Academic medical centers do not exist for themselves—they are institutions that are expected to provide leadership in health care service delivery, health policy, and community outreach to guide and provide mechanisms by which the overall health status of the community can be improved. Academic medical centers are rightly expected to produce the next generation of health care providers, particularly physicians, and through the interaction with community-based providers and hospitals throughout the region, they are intended to have a general uplifting effect on the quality and capability of health care services. This is the view maintained by the Miller School’s leadership team.

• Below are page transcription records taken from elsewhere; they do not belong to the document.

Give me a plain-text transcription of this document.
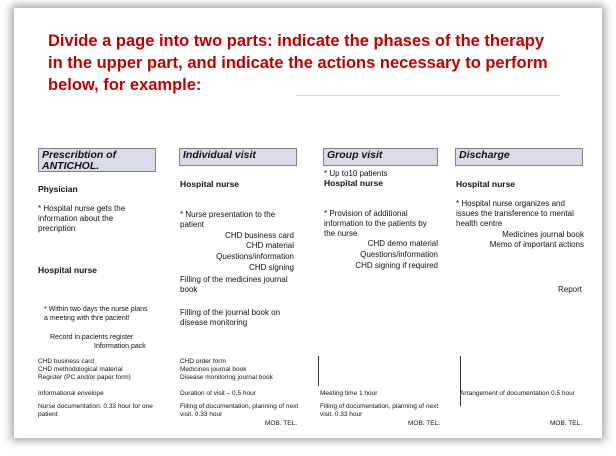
Divide a page into two parts: indicate the phases of the therapy in the upper part, and indicate the actions necessary to perform below, for example:
Prescribtion of ANTICHOL.
Physician
* Hospital nurse gets the information about the precription
Hospital nurse
* Within two days the nurse plans a meeting with thre pacient!
Record in pacients register
Information pack
CHD business card
CHD methodological material
Register (PC and/or paper form)
Informational envelope
Nurse documentation: 0.33 hour for one patient
Individual visit
Hospital nurse
* Nurse presentation to the patient
CHD business card
CHD material
Questions/information
CHD signing
Filling of the medicines journal book
Filling of the journal book on disease monitoring
CHD order form
Medicines journal book
Disease monitoring journal book
Duration of visit – 0.5 hour
Filling of documentation, planning of next visit. 0.33 hour
MOB. TEL.
Group visit
* Up to10 patients
Hospital nurse
* Provision of additional information to the patients by the nurse
CHD demo material
Questions/information
CHD signing if required
Meeting time 1 hour
Filling of documentation, planning of next visit. 0.33 hour
MOB. TEL.
Discharge
Hospital nurse
* Hospital nurse organizes and issues the transference to mental health centre
Medicines journal book
Memo of important actions
Report
Arrangement of documentation 0.5 hour
MOB. TEL.
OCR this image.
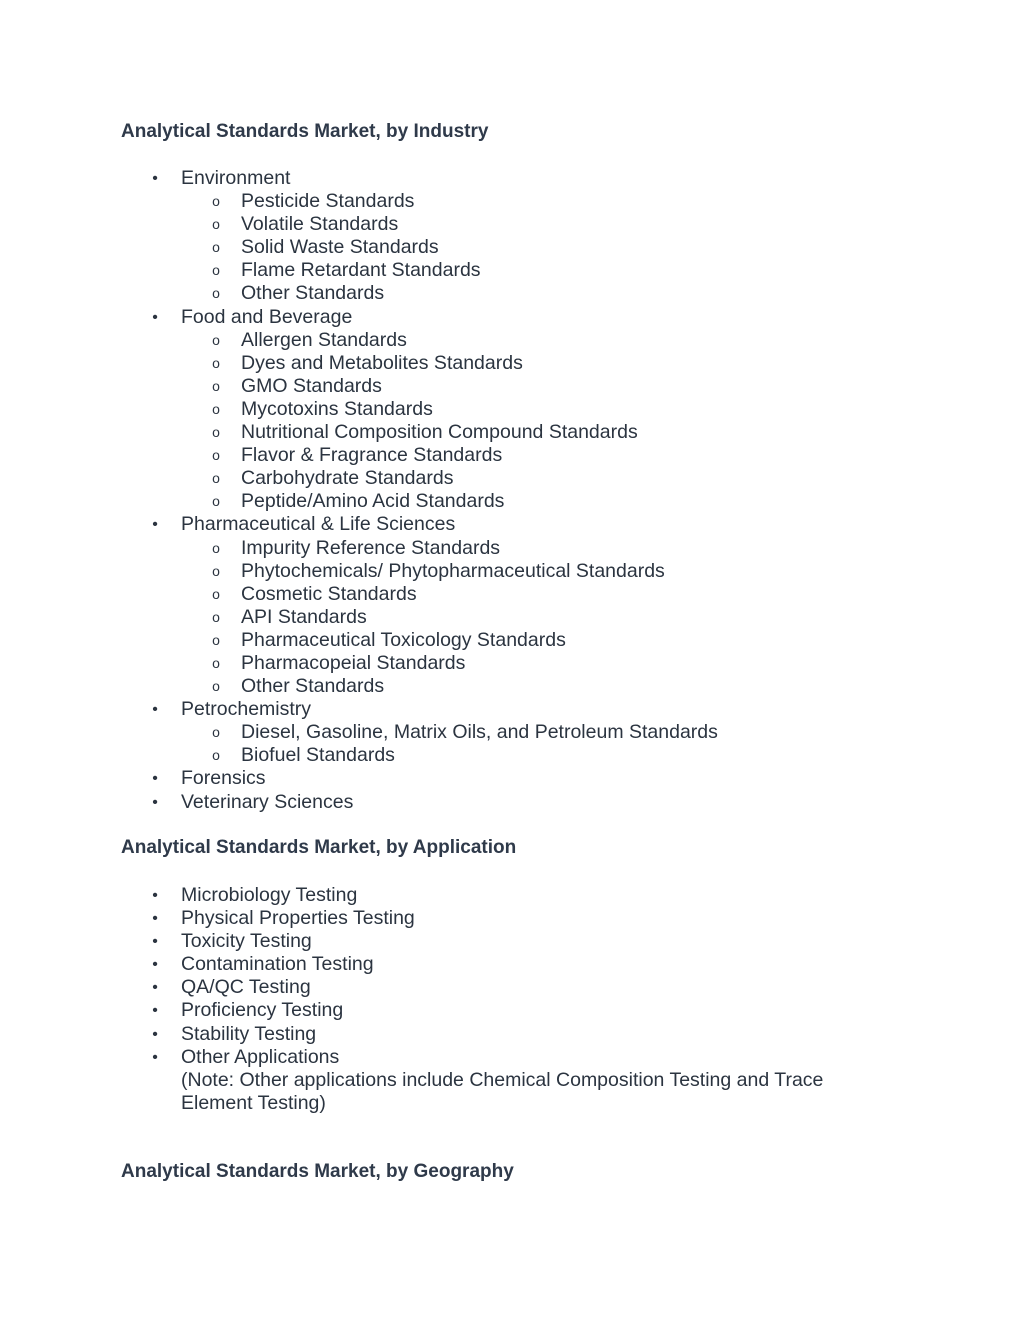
Analytical Standards Market, by Industry
• Environment
o Pesticide Standards
o Volatile Standards
o Solid Waste Standards
o Flame Retardant Standards
o Other Standards
• Food and Beverage
o Allergen Standards
o Dyes and Metabolites Standards
o GMO Standards
o Mycotoxins Standards
o Nutritional Composition Compound Standards
o Flavor & Fragrance Standards
o Carbohydrate Standards
o Peptide/Amino Acid Standards
• Pharmaceutical & Life Sciences
o Impurity Reference Standards
o Phytochemicals/ Phytopharmaceutical Standards
o Cosmetic Standards
o API Standards
o Pharmaceutical Toxicology Standards
o Pharmacopeial Standards
o Other Standards
• Petrochemistry
o Diesel, Gasoline, Matrix Oils, and Petroleum Standards
o Biofuel Standards
• Forensics
• Veterinary Sciences
Analytical Standards Market, by Application
• Microbiology Testing
• Physical Properties Testing
• Toxicity Testing
• Contamination Testing
• QA/QC Testing
• Proficiency Testing
• Stability Testing
• Other Applications
(Note: Other applications include Chemical Composition Testing and Trace
Element Testing)
Analytical Standards Market, by Geography
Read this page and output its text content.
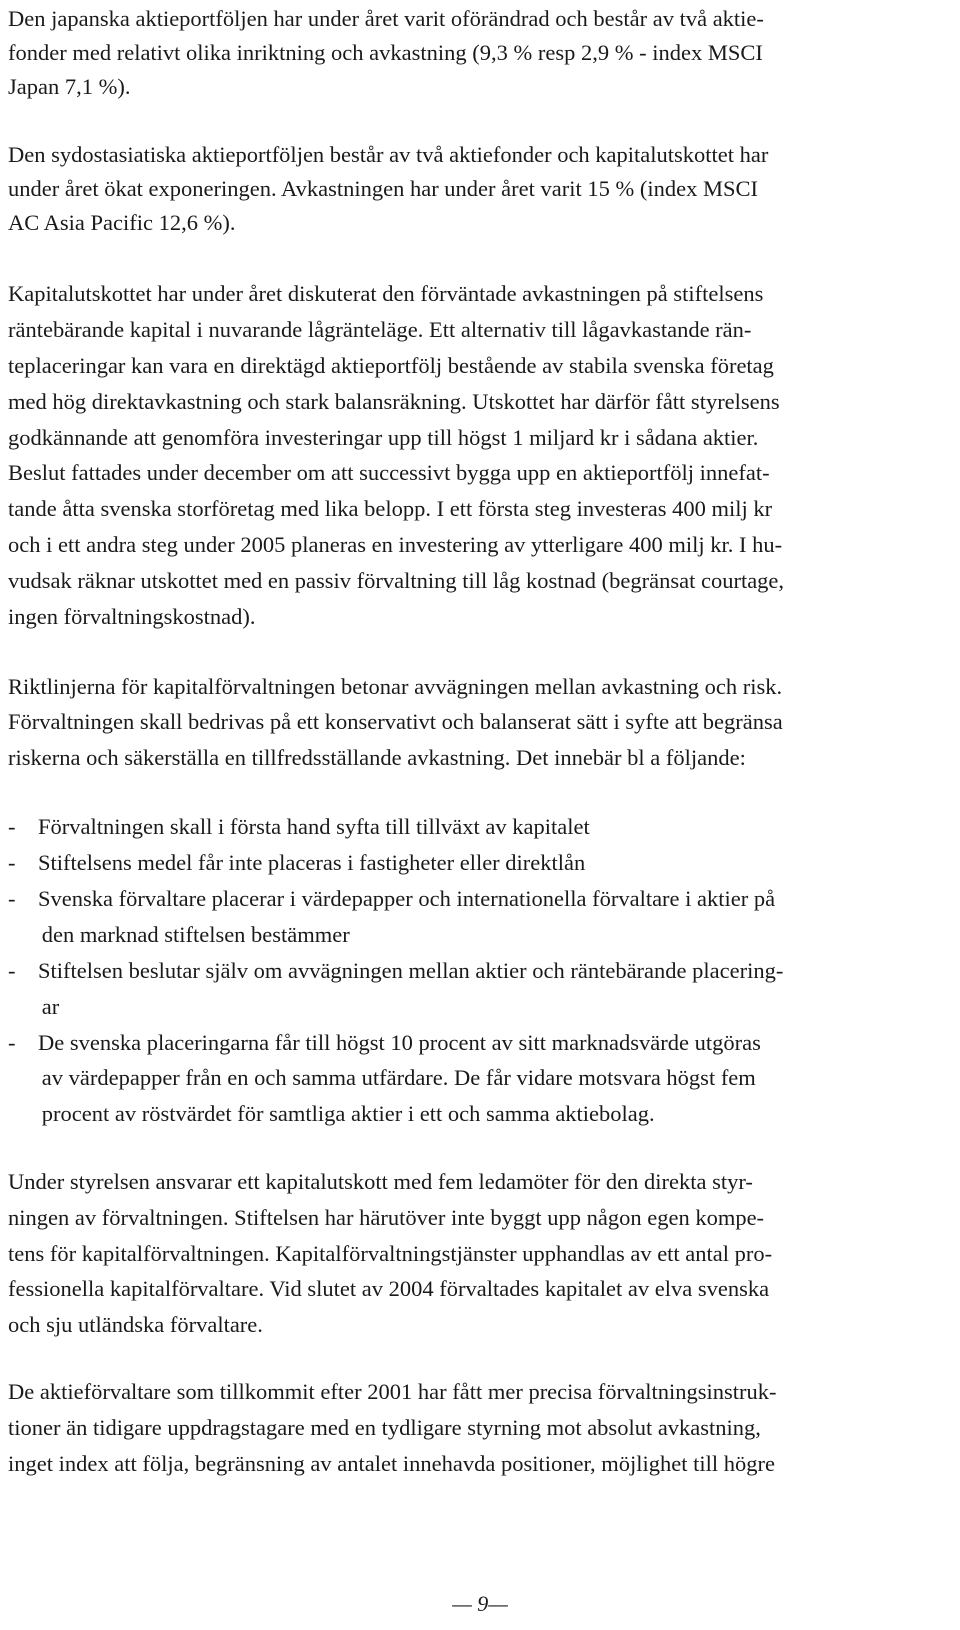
Den japanska aktieportföljen har under året varit oförändrad och består av två aktie-
fonder med relativt olika inriktning och avkastning (9,3 % resp 2,9 % - index MSCI
Japan 7,1 %).
Den sydostasiatiska aktieportföljen består av två aktiefonder och kapitalutskottet har
under året ökat exponeringen. Avkastningen har under året varit 15 % (index MSCI
AC Asia Pacific 12,6 %).
Kapitalutskottet har under året diskuterat den förväntade avkastningen på stiftelsens
räntebärande kapital i nuvarande lågränteläge. Ett alternativ till lågavkastande rän-
teplaceringar kan vara en direktägd aktieportfölj bestående av stabila svenska företag
med hög direktavkastning och stark balansräkning. Utskottet har därför fått styrelsens
godkännande att genomföra investeringar upp till högst 1 miljard kr i sådana aktier.
Beslut fattades under december om att successivt bygga upp en aktieportfölj innefat-
tande åtta svenska storföretag med lika belopp. I ett första steg investeras 400 milj kr
och i ett andra steg under 2005 planeras en investering av ytterligare 400 milj kr. I hu-
vudsak räknar utskottet med en passiv förvaltning till låg kostnad (begränsat courtage,
ingen förvaltningskostnad).
Riktlinjerna för kapitalförvaltningen betonar avvägningen mellan avkastning och risk.
Förvaltningen skall bedrivas på ett konservativt och balanserat sätt i syfte att begränsa
riskerna och säkerställa en tillfredsställande avkastning. Det innebär bl a följande:
-    Förvaltningen skall i första hand syfta till tillväxt av kapitalet
-    Stiftelsens medel får inte placeras i fastigheter eller direktlån
-    Svenska förvaltare placerar i värdepapper och internationella förvaltare i aktier på
den marknad stiftelsen bestämmer
-    Stiftelsen beslutar själv om avvägningen mellan aktier och räntebärande placering-
ar
-    De svenska placeringarna får till högst 10 procent av sitt marknadsvärde utgöras
av värdepapper från en och samma utfärdare. De får vidare motsvara högst fem
procent av röstvärdet för samtliga aktier i ett och samma aktiebolag.
Under styrelsen ansvarar ett kapitalutskott med fem ledamöter för den direkta styr-
ningen av förvaltningen. Stiftelsen har härutöver inte byggt upp någon egen kompe-
tens för kapitalförvaltningen. Kapitalförvaltningstjänster upphandlas av ett antal pro-
fessionella kapitalförvaltare. Vid slutet av 2004 förvaltades kapitalet av elva svenska
och sju utländska förvaltare.
De aktieförvaltare som tillkommit efter 2001 har fått mer precisa förvaltningsinstruk-
tioner än tidigare uppdragstagare med en tydligare styrning mot absolut avkastning,
inget index att följa, begränsning av antalet innehavda positioner, möjlighet till högre
— 9—
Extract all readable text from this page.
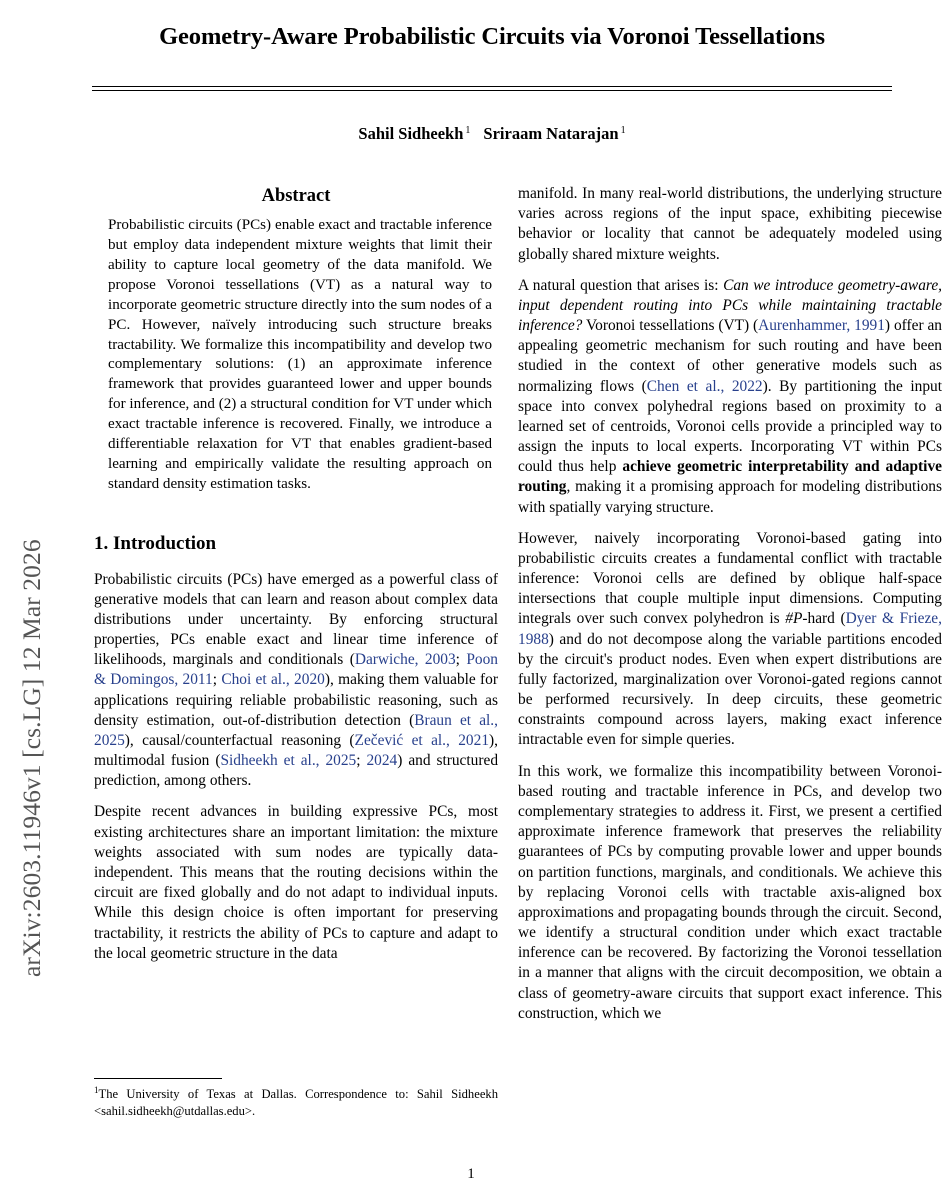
arXiv:2603.11946v1 [cs.LG] 12 Mar 2026
Geometry-Aware Probabilistic Circuits via Voronoi Tessellations
Sahil Sidheekh $^1$ Sriraam Natarajan $^1$
Abstract

Probabilistic circuits (PCs) enable exact and tractable inference but employ data independent mixture weights that limit their ability to capture local geometry of the data manifold. We propose Voronoi tessellations (VT) as a natural way to incorporate geometric structure directly into the sum nodes of a PC. However, naïvely introducing such structure breaks tractability. We formalize this incompatibility and develop two complementary solutions: (1) an approximate inference framework that provides guaranteed lower and upper bounds for inference, and (2) a structural condition for VT under which exact tractable inference is recovered. Finally, we introduce a differentiable relaxation for VT that enables gradient-based learning and empirically validate the resulting approach on standard density estimation tasks.

1. Introduction

Probabilistic circuits (PCs) have emerged as a powerful class of generative models that can learn and reason about complex data distributions under uncertainty. By enforcing structural properties, PCs enable exact and linear time inference of likelihoods, marginals and conditionals (Darwiche, 2003; Poon & Domingos, 2011; Choi et al., 2020), making them valuable for applications requiring reliable probabilistic reasoning, such as density estimation, out-of-distribution detection (Braun et al., 2025), causal/counterfactual reasoning (Zečević et al., 2021), multimodal fusion (Sidheekh et al., 2025; 2024) and structured prediction, among others.

Despite recent advances in building expressive PCs, most existing architectures share an important limitation: the mixture weights associated with sum nodes are typically data-independent. This means that the routing decisions within the circuit are fixed globally and do not adapt to individual inputs. While this design choice is often important for preserving tractability, it restricts the ability of PCs to capture and adapt to the local geometric structure in the data

manifold. In many real-world distributions, the underlying structure varies across regions of the input space, exhibiting piecewise behavior or locality that cannot be adequately modeled using globally shared mixture weights.

A natural question that arises is: Can we introduce geometry-aware, input dependent routing into PCs while maintaining tractable inference? Voronoi tessellations (VT) (Aurenhammer, 1991) offer an appealing geometric mechanism for such routing and have been studied in the context of other generative models such as normalizing flows (Chen et al., 2022). By partitioning the input space into convex polyhedral regions based on proximity to a learned set of centroids, Voronoi cells provide a principled way to assign the inputs to local experts. Incorporating VT within PCs could thus help achieve geometric interpretability and adaptive routing, making it a promising approach for modeling distributions with spatially varying structure.

However, naively incorporating Voronoi-based gating into probabilistic circuits creates a fundamental conflict with tractable inference: Voronoi cells are defined by oblique half-space intersections that couple multiple input dimensions. Computing integrals over such convex polyhedron is #P-hard (Dyer & Frieze, 1988) and do not decompose along the variable partitions encoded by the circuit's product nodes. Even when expert distributions are fully factorized, marginalization over Voronoi-gated regions cannot be performed recursively. In deep circuits, these geometric constraints compound across layers, making exact inference intractable even for simple queries.

In this work, we formalize this incompatibility between Voronoi-based routing and tractable inference in PCs, and develop two complementary strategies to address it. First, we present a certified approximate inference framework that preserves the reliability guarantees of PCs by computing provable lower and upper bounds on partition functions, marginals, and conditionals. We achieve this by replacing Voronoi cells with tractable axis-aligned box approximations and propagating bounds through the circuit. Second, we identify a structural condition under which exact tractable inference can be recovered. By factorizing the Voronoi tessellation in a manner that aligns with the circuit decomposition, we obtain a class of geometry-aware circuits that support exact inference. This construction, which we

$^1$The University of Texas at Dallas. Correspondence to: Sahil Sidheekh <sahil.sidheekh@utdallas.edu>.

1
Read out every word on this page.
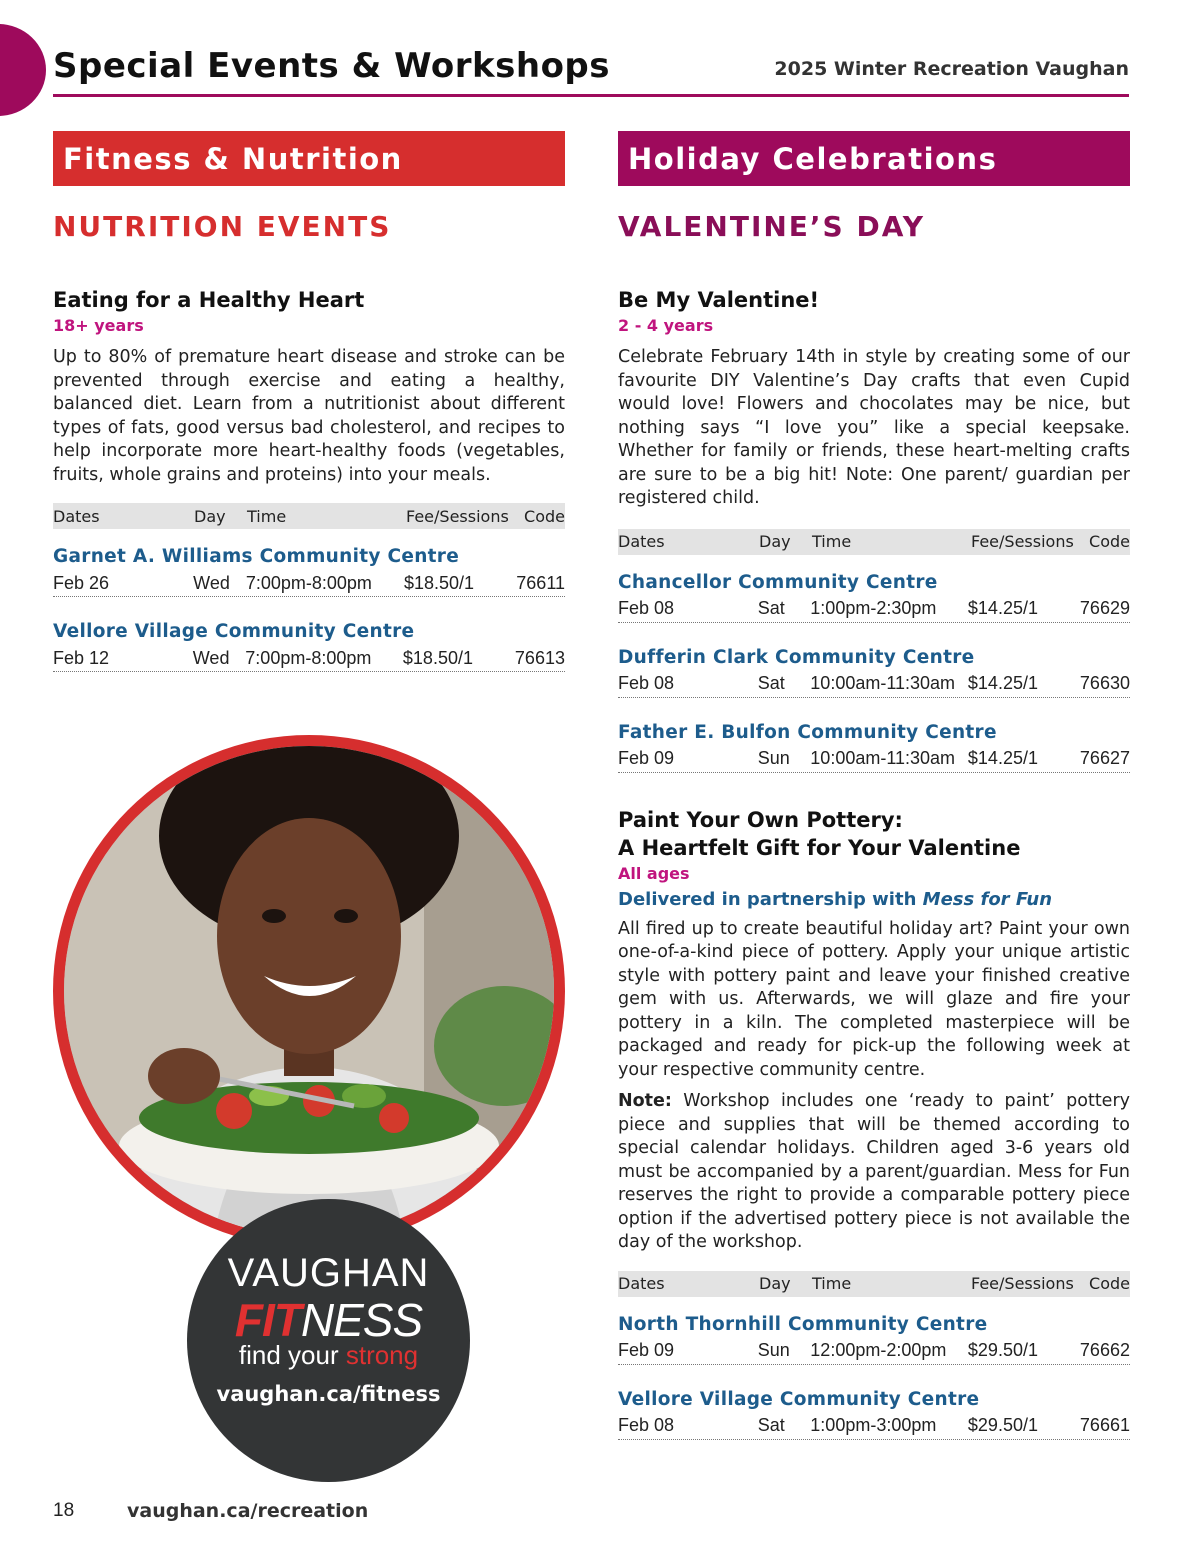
Special Events & Workshops	2025 Winter Recreation Vaughan
Fitness & Nutrition
NUTRITION EVENTS
Eating for a Healthy Heart
18+ years

Up to 80% of premature heart disease and stroke can be prevented through exercise and eating a healthy, balanced diet. Learn from a nutritionist about different types of fats, good versus bad cholesterol, and recipes to help incorporate more heart-healthy foods (vegetables, fruits, whole grains and proteins) into your meals.

Dates	Day	Time	Fee/Sessions Code
Garnet A. Williams Community Centre
Feb 26	Wed 7:00pm-8:00pm	$18.50/1	76611
Vellore Village Community Centre
Feb 12	Wed 7:00pm-8:00pm	$18.50/1	76613
VAUGHAN
FITNESS
find your strong
vaughan.ca/fitness
Holiday Celebrations
VALENTINE’S DAY
Be My Valentine!
2 - 4 years

Celebrate February 14th in style by creating some of our favourite DIY Valentine’s Day crafts that even Cupid would love! Flowers and chocolates may be nice, but nothing says “I love you” like a special keepsake. Whether for family or friends, these heart-melting crafts are sure to be a big hit! Note: One parent/ guardian per registered child.

Dates	Day	Time	Fee/Sessions Code
Chancellor Community Centre
Feb 08	Sat	1:00pm-2:30pm	$14.25/1	76629
Dufferin Clark Community Centre
Feb 08	Sat	10:00am-11:30am $14.25/1	76630
Father E. Bulfon Community Centre
Feb 09	Sun	10:00am-11:30am $14.25/1	76627
Paint Your Own Pottery:
A Heartfelt Gift for Your Valentine
All ages
Delivered in partnership with Mess for Fun

All fired up to create beautiful holiday art? Paint your own one-of-a-kind piece of pottery. Apply your unique artistic style with pottery paint and leave your finished creative gem with us. Afterwards, we will glaze and fire your pottery in a kiln. The completed masterpiece will be packaged and ready for pick-up the following week at your respective community centre.

Note: Workshop includes one ‘ready to paint’ pottery piece and supplies that will be themed according to special calendar holidays. Children aged 3-6 years old must be accompanied by a parent/guardian. Mess for Fun reserves the right to provide a comparable pottery piece option if the advertised pottery piece is not available the day of the workshop.

Dates	Day	Time	Fee/Sessions Code
North Thornhill Community Centre
Feb 09	Sun	12:00pm-2:00pm	$29.50/1	76662
Vellore Village Community Centre
Feb 08	Sat	1:00pm-3:00pm	$29.50/1	76661
18	vaughan.ca/recreation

One can say that the Miller School should expand the role of UM’s medical enterprise to the greater community, but if you can’t execute on the fundamental things back on home base, then you can’t really deliver in the best way possible in broader initiatives. So one area the leadership team will be focusing on is organizational effectiveness: how we make decisions; how we organize to execute on decisions; the rigor with which we measure how we’re performing; the willingness to be honest with ourselves and with our employees about whether things are going well or not; the ability to have employees feel engaged with what the institution is trying to accomplish; and the ability to reward people when things go well.

If the institution is not measuring up, there are reasons why. It’s a matter of diagnostics and therapeutics. You cannot solve a problem you do not understand, and you cannot understand that there’s a problem if you are not measuring against a definition of success.

We’re in the process of strategic plan development to define together what we want to measure and how. This process will set objectives and help the school decide where to spend its energy.

Places like UM are idea factories—there are new notions and new possibilities that arrive every day. If you chase every one of them, then you dissipate the institution’s capability to execute them. You have to choose some things that are important to do, and you focus on those until they’re done. Otherwise employees come to work, and they don’t have a context for what the institution is trying to do. Human beings don’t function well without a context. It’s true in our everyday lives. We have our view of what’s going on around us and where we fit into it and what’s important and what’s not—and if the leaders of the institution are not effectively communicating a context for the work its people do, then they’ll make up their context as best they can, and they may well not get it right. Some organizations work better than others, and if you look at the ones that work well, the mission of the organization is clear to everyone who works there.

Some would say this is just common sense, but there’s more to it than that—there are many sophisticated things one can and should do in a complicated institution such as the Miller School. But there’s no substitute for clear communication and clear thinking, and that applies to all of us. And that will be how we move the institution into the future and as one of the country’s premier academic medical centers.

William Donelan is vice president for medical administration and chief operating and strategy officer of the Miller School of Medicine.